On avait quitté Bass Drum of Death il y a cinq ans avec Just Business. Déjà, cet album était un tournant dans l’univers du groupe. Presque seul aux manettes se trouve John Barrett, accompagné par son frère, toujours dans le coin – tous les deux à la guitare, pas de basse, il faut le préciser -, et une succession de batteurs en fonction des années. L’aventure avait débuté avec un petit EP en 2008, puis en 2011 avec l’EXCELLENT (oui, en majuscules) GB City (Fat Possum records). Gros album de garage rock tout ce qu’il y a de plus étatsunien, ce disque avait percé dans l’univers et avait rapidement propulsé le groupe sur le devant de la scène. S’ensuit deux ans plus tard l’opus Bass Drum of Death (Innovative Leisure) (pourquoi s’ennuyer à trouver des noms d’album ??) qui finira d’asseoir le groupe comme une pierre angulaire du genre. Un deuxième album dans la trempe du premier, un vrai régal. Un de leur titres sur GTA V (un jeu vidéo super connu pour les néophytes) et différentes pubs, un 3eme album (Rip This / Innovative Leisure) l’année suivante, qui, sans être impressionnant, aura le mérite de continuer à faire vivre Bass Drum of Death. Puis… Le silence.

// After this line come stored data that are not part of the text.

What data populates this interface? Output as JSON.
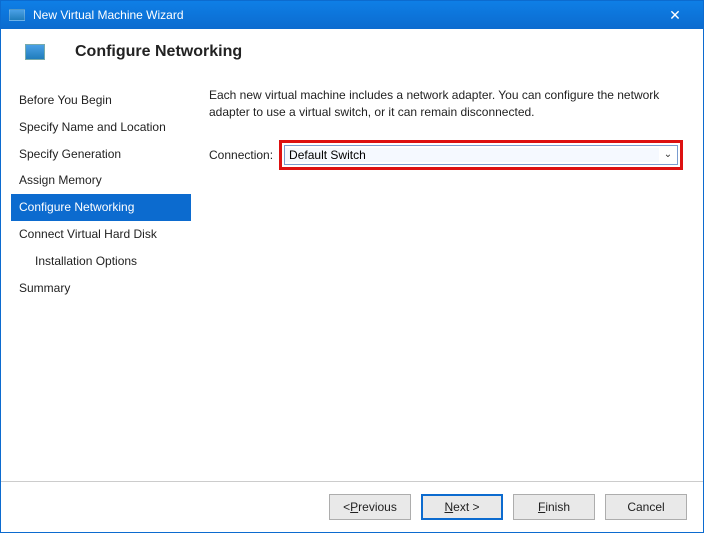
{
  "titlebar": {
    "title": "New Virtual Machine Wizard"
  },
  "header": {
    "title": "Configure Networking"
  },
  "sidebar": {
    "items": [
      {
        "label": "Before You Begin"
      },
      {
        "label": "Specify Name and Location"
      },
      {
        "label": "Specify Generation"
      },
      {
        "label": "Assign Memory"
      },
      {
        "label": "Configure Networking"
      },
      {
        "label": "Connect Virtual Hard Disk"
      },
      {
        "label": "Installation Options"
      },
      {
        "label": "Summary"
      }
    ],
    "selected_index": 4
  },
  "content": {
    "description": "Each new virtual machine includes a network adapter. You can configure the network adapter to use a virtual switch, or it can remain disconnected.",
    "connection_label": "Connection:",
    "connection_value": "Default Switch"
  },
  "footer": {
    "previous": "< Previous",
    "next": "Next >",
    "finish": "Finish",
    "cancel": "Cancel"
  }
}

Une pause, affreusement longue pour les fans du groupe et du genre, habitués à être abreuvés sans cesse d’albums. Bass Drum of Death fait partie de cette lignée de groupes qui, avec une simplicité musicale et rythmique déconcertantes, arrive à créer des hymnes. Un air, qui, dans l’instant, rentre en tête, obsède. Le tout sur des guitares dosées aux amphétamines et portées par une batterie tournant sur les mêmes standards. Bref, du pur son, du concret, du garage rock/punk un poil blues, de la castagne, comme dirait l’autre. En France, parlons des Johnny Mafia, dignes héritiers du style, ou plus récemment Johnnie Carwash.

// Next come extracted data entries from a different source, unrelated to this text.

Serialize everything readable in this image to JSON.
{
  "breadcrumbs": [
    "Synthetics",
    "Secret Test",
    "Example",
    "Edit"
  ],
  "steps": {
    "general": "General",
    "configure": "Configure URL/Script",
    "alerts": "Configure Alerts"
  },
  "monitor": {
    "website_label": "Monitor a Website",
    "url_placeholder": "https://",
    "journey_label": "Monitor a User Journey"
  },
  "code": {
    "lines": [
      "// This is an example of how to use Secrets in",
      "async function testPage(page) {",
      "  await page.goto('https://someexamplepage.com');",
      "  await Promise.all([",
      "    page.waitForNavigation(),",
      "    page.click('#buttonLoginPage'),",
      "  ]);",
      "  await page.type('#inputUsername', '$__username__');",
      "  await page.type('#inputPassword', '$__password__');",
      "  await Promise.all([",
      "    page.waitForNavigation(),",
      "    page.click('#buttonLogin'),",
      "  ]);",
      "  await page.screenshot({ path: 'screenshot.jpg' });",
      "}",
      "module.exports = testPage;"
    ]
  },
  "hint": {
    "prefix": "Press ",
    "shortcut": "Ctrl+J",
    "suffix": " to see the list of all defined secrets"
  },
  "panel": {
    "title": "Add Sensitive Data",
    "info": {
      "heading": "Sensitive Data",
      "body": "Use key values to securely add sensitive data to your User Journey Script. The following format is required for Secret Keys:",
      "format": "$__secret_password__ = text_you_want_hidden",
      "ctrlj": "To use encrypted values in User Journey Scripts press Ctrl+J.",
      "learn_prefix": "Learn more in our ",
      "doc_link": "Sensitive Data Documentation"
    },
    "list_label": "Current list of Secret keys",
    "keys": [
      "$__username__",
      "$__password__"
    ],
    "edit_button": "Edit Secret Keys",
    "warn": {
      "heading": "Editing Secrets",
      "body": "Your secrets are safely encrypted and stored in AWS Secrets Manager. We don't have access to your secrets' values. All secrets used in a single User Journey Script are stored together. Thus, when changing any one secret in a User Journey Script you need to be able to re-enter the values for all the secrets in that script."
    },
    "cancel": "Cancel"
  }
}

Bref, s’ensuit Just Business (The Century Family). Plus léché, moins lo-fi, plus travaillé, moins garage. Voilà comment on pourrait résumer ce quatrième opus. Loin d’être mauvais, on retrouve sur certains sons l’identité, le cœur, de Bass Drum of Death, mais on vieillit, on grandit, on s’assagit. Cela n’est pas nécessairement négatif, on en veut pour preuve Heavy, chanson magnifique au synthé, ou certains tracks toujours aussi cools (notamment la première moitié du disque, puis ensuite ça périclite). Mais voilà, il nous manque ce quelque chose, ce petit truc indéchiffrable qui faisait le groupe. Et c’est la même remarque qu’on pourrait apposer à ce nouvel opus.

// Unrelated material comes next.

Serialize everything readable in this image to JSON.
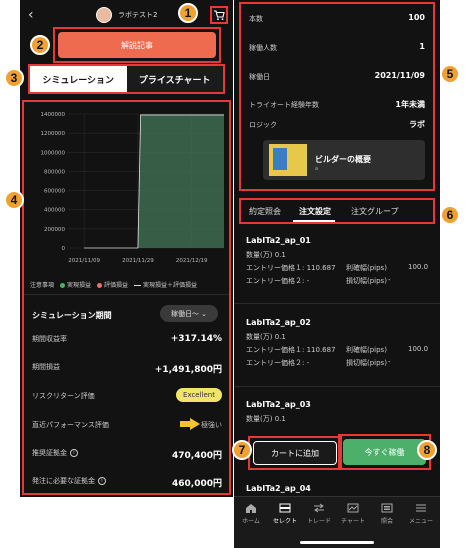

L’album est surtout porté par certains de ses singles : l’incroyablement catchy Say Your Prayers, le finalement-très-bon-en-live-alors-qu’on-était-un-peu-déçu-à-l’écoute Find It, ou le très méchant Wait. Quelques surprises (No Doubt !!! ou No Soul) retiennent l’attention, quand certaines laissent un goût un poil amer en bouche et en oreilles. Le virage amorcé avec Just Business se renforce ici, et l’on pourrait même entrapercevoir une petite vibe rock indé pointer son petit nez dans certains tracks (Everybody’s Gonna Be There, White Vine). Ce disque n’est en définitive pas mauvais, mais pâti de facettes trop différentes ou d’un entre-deux parfois plus préjudiciable qu’intéressant. Pour autant, à force d’écoutes, nous voilà à chanter quelques airs dont John Barrett a le secret. la mayonnaise finit toujours par prendre.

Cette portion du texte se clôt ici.